Random Farris Curves

// Mathematician Frank A. Farris of Santa Clara University found the formula for these mystery curves which have five-fold rotational symmetry.  

// https://mathlesstraveled.com/2015/06/04/random-cyclic-curves-5/ 

​

// Create text object

PFont myFont = createFont("Arial Bold", 20, true);  

textFont(myFont); 

let hu = 0;    // hue

​

void setup() {

  size(1112, 834);

  colorMode(HSB, 255);

  rectMode(CENTER);

  smooth();

  noLoop();

}

​

void draw() { 

  background(255);  

  // Get random numbers

  int a = (int)random(0,5);

  int b = (int)random(1,10);

  int c = (int)random(-20,-30);

  int d = (int)random(0,20);  

  /*fill(0);

  text("a: " + a, 10, 20);  

  text("b: " + b, 10, 40);    

  text("c: " + c, 10, 60);    

  text("d: " + d, 10, 80);*/

    // Invert the y axis

  scale(1, -1);

  translate(0, -height);

  // This centers what is drawn

  translate(width / 2, height / 2); 

  strokeWeight(2); 

  //stroke(0,0,0); 

  fill(255);

  // Add the points

  int[] t = linspace(0, 2 * Math.PI, 1000);

  for(int i=1; i < 1000; i++) {

    complex ft = Swirly(t[i], a, b, c, d);

    stroke(i/1000*255, 255, 200);

    ellipse(ft.x * 200, ft.y * 200, 50, 50);

  } 

} 

​

// Returns evenly spaced numbers over a specified interval. 

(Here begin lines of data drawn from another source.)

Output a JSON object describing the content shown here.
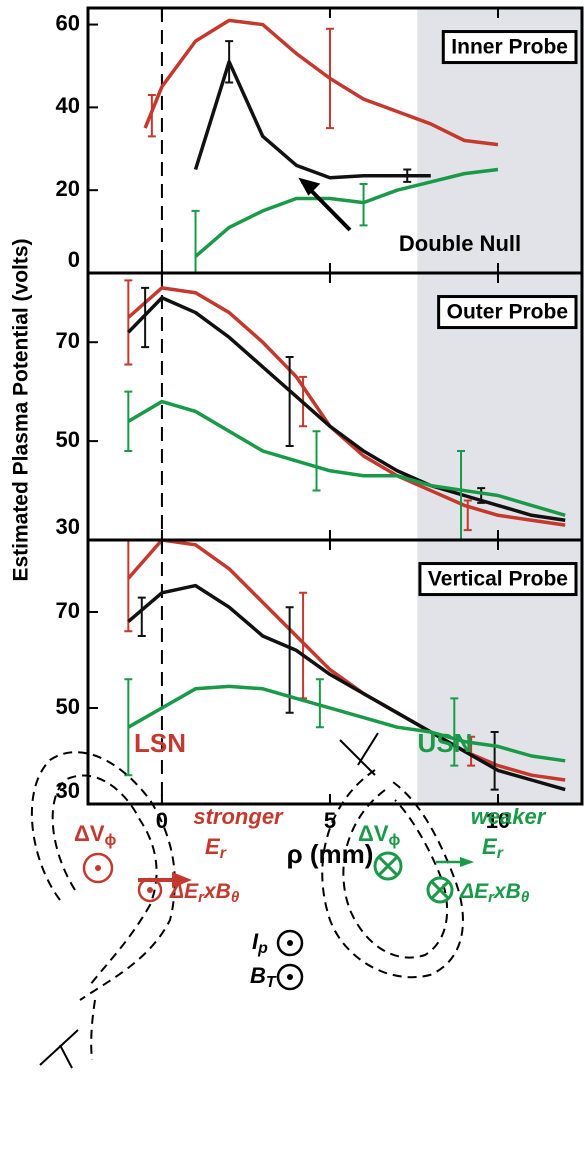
{
  "chart_data": [
    {
      "type": "line",
      "title": "Inner Probe",
      "annotation": "Double Null",
      "xlim": [
        -2.2,
        12.5
      ],
      "xticks": [
        0,
        5,
        10
      ],
      "ylim": [
        0,
        64
      ],
      "yticks": [
        0,
        20,
        40,
        60
      ],
      "vline": 0,
      "shade_from": 7.6,
      "series": [
        {
          "color": "#c4392d",
          "x": [
            -0.5,
            0,
            1,
            2,
            3,
            4,
            5,
            6,
            7,
            8,
            9,
            10
          ],
          "values": [
            35,
            45,
            56,
            61,
            60,
            53,
            47,
            42,
            39,
            36,
            32,
            31
          ],
          "error_bars": {
            "x": [
              -0.3,
              5
            ],
            "values": [
              38,
              47
            ],
            "errors": [
              5,
              12
            ]
          }
        },
        {
          "color": "#111111",
          "x": [
            1,
            2,
            3,
            4,
            5,
            6,
            7,
            8
          ],
          "values": [
            25,
            51,
            33,
            26,
            23,
            23.5,
            23.5,
            23.5
          ],
          "error_bars": {
            "x": [
              2,
              7.3
            ],
            "values": [
              51,
              23.5
            ],
            "errors": [
              5,
              1.5
            ]
          }
        },
        {
          "color": "#1a9a48",
          "x": [
            1,
            2,
            3,
            4,
            5,
            6,
            7,
            8,
            9,
            10
          ],
          "values": [
            4,
            11,
            15,
            18,
            18,
            17,
            20,
            22,
            24,
            25
          ],
          "error_bars": {
            "x": [
              1,
              6
            ],
            "values": [
              4,
              16.5
            ],
            "errors": [
              11,
              5
            ]
          }
        }
      ]
    },
    {
      "type": "line",
      "title": "Outer Probe",
      "ylabel": "Estimated Plasma Potential (volts)",
      "xlim": [
        -2.2,
        12.5
      ],
      "xticks": [
        0,
        5,
        10
      ],
      "ylim": [
        30,
        84
      ],
      "yticks": [
        30,
        50,
        70
      ],
      "vline": 0,
      "shade_from": 7.6,
      "series": [
        {
          "color": "#c4392d",
          "x": [
            -1,
            0,
            1,
            2,
            3,
            4,
            5,
            6,
            7,
            8,
            9,
            10,
            11,
            12
          ],
          "values": [
            75,
            81,
            80,
            76,
            70,
            63,
            53,
            47,
            43,
            40,
            37,
            35,
            34,
            33
          ],
          "error_bars": {
            "x": [
              -1,
              4.2,
              9.1
            ],
            "values": [
              74,
              58,
              35
            ],
            "errors": [
              8.5,
              5,
              3
            ]
          }
        },
        {
          "color": "#111111",
          "x": [
            -1,
            0,
            1,
            2,
            3,
            4,
            5,
            6,
            7,
            8,
            9,
            10,
            11,
            12
          ],
          "values": [
            72,
            79,
            76,
            71,
            65,
            59,
            53,
            48,
            44,
            41,
            39,
            37,
            35,
            34
          ],
          "error_bars": {
            "x": [
              -0.5,
              3.8,
              9.5
            ],
            "values": [
              75,
              58,
              39
            ],
            "errors": [
              6,
              9,
              1.5
            ]
          }
        },
        {
          "color": "#1a9a48",
          "x": [
            -1,
            0,
            1,
            2,
            3,
            4,
            5,
            6,
            7,
            8,
            9,
            10,
            11,
            12
          ],
          "values": [
            54,
            58,
            56,
            52,
            48,
            46,
            44,
            43,
            43,
            41,
            40,
            39,
            37,
            35
          ],
          "error_bars": {
            "x": [
              -1,
              4.6,
              8.9
            ],
            "values": [
              54,
              46,
              39
            ],
            "errors": [
              6,
              6,
              9
            ]
          }
        }
      ]
    },
    {
      "type": "line",
      "title": "Vertical Probe",
      "xlabel": "ρ (mm)",
      "xlim": [
        -2.2,
        12.5
      ],
      "xticks": [
        0,
        5,
        10
      ],
      "ylim": [
        30,
        85
      ],
      "yticks": [
        30,
        50,
        70
      ],
      "vline": 0,
      "shade_from": 7.6,
      "series": [
        {
          "color": "#c4392d",
          "x": [
            -1,
            0,
            1,
            2,
            3,
            4,
            5,
            6,
            7,
            8,
            9,
            10,
            11,
            12
          ],
          "values": [
            77,
            85,
            84,
            79,
            72,
            65,
            58,
            53,
            49,
            45,
            41,
            38,
            36,
            35
          ],
          "error_bars": {
            "x": [
              -1,
              4.2,
              9.2
            ],
            "values": [
              77,
              63,
              41
            ],
            "errors": [
              11,
              11,
              3
            ]
          }
        },
        {
          "color": "#111111",
          "x": [
            -1,
            0,
            1,
            2,
            3,
            4,
            5,
            6,
            7,
            8,
            9,
            10,
            11,
            12
          ],
          "values": [
            68,
            74,
            75.5,
            71,
            65,
            62,
            57,
            53,
            49,
            45,
            41,
            37,
            35,
            33
          ],
          "error_bars": {
            "x": [
              -0.6,
              3.8,
              9.9
            ],
            "values": [
              69,
              60,
              39
            ],
            "errors": [
              4,
              11,
              6
            ]
          }
        },
        {
          "color": "#1a9a48",
          "x": [
            -1,
            0,
            1,
            2,
            3,
            4,
            5,
            6,
            7,
            8,
            9,
            10,
            11,
            12
          ],
          "values": [
            46,
            50,
            54,
            54.5,
            54,
            52,
            50,
            48,
            46,
            45,
            43,
            42,
            40,
            39
          ],
          "error_bars": {
            "x": [
              -1,
              4.7,
              8.7
            ],
            "values": [
              46,
              51,
              45
            ],
            "errors": [
              10,
              5,
              7
            ]
          }
        }
      ]
    }
  ],
  "diagram": {
    "lsn": {
      "label": "LSN",
      "dv": [
        "ΔV",
        "ϕ"
      ],
      "strength": "stronger",
      "er": [
        "E",
        "r"
      ],
      "drift": [
        "ΔE",
        "r",
        "xB",
        "θ"
      ]
    },
    "usn": {
      "label": "USN",
      "dv": [
        "ΔV",
        "ϕ"
      ],
      "strength": "weaker",
      "er": [
        "E",
        "r"
      ],
      "drift": [
        "ΔE",
        "r",
        "xB",
        "θ"
      ]
    },
    "ip": [
      "I",
      "p"
    ],
    "bt": [
      "B",
      "T"
    ]
  }
}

// Based on numpy.linspace from Python

function linspace(float min, float max, int points) {  

    double[] d = new float[points];  

    for (int i = 0; i < points; i++){  

        d[i] = min + i * (max - min) / (points - 1);  

    }  

    return d;  

}  

​

// The function which does the complex number calculations

function Swirly(float t, float a, float b, float c, float d) {

    complex j1 = new complex(0, 1);

    complex objComplexTemp = j1.times(t).times(a);

    complex r1 = objComplexTemp.exp();

    objComplexTemp = j1.times(t).times(b);

    complex r2 = objComplexTemp.exp().divides(2);   

    objComplexTemp = j1.times(t).times(c);

    objComplexTemp = j1.mult(objComplexTemp.exp());

    complex r3 = objComplexTemp.divides(3);         

    objComplexTemp = j1.times(t).times(d);

    complex r4 = objComplexTemp.exp().divides(4);   

    complex objComplex = r1.minus(r2).add(r3).add(r4);

    return objComplex;  

} 

​

// Redraw the design with every mouse click

let lapse = 0;    // mouse timer

void mousePressed(){

// prevents mouse press from registering twice

  if (millis() - lapse > 400){

    redraw();

    lapse = millis();

  }

}

​

// Complex numbers for JavaScript with a few added operations

function complex(x,y) {

  this.x = x;

  this.y = y;

  this.add = function(z){

    return new complex(this.x + z.x,this.y + z.y);

  }

  this.minus = function(z){

    return new complex(this.x - z.x,this.y - z.y);

  }

  this.mult = function(z){

    return new complex(this.x * z.x - this.y * z.y ,this.x * z.y + this.y * z.x);

  }

  // Complex number times an integer

  this.times = function(float z){

    return new complex(this.x * z, this.y * z);

  }

  // Complex number divided an integer

  this.divides = function(float z){

    return new complex(this.x / z, this.y / z);

  } 

  // Complex number exponentiation

  this.exp = function(){

    return new complex(Math.exp(this.x) * Math.cos(this.y), Math.exp(this.x) * Math.sin(this.y));  

  }  

  this.scale = function(s){

    return new complex(this.x * s  ,this.y * s);

  }

  this.sq = function() {

      return this.mult(this);

  }

  this.sqrt = function() {

      var r = sqrt(this.modulus());

      var arg = this.arg()/2.0;

      return new complex(r*cos(arg),r*sin(arg));

  }

  this.modulus = function() {

      return sqrt(this.x * this.x + this.y * this.y);

  }

  this.arg = function() {

      return atan2(this.y,this.x);

  }

​

}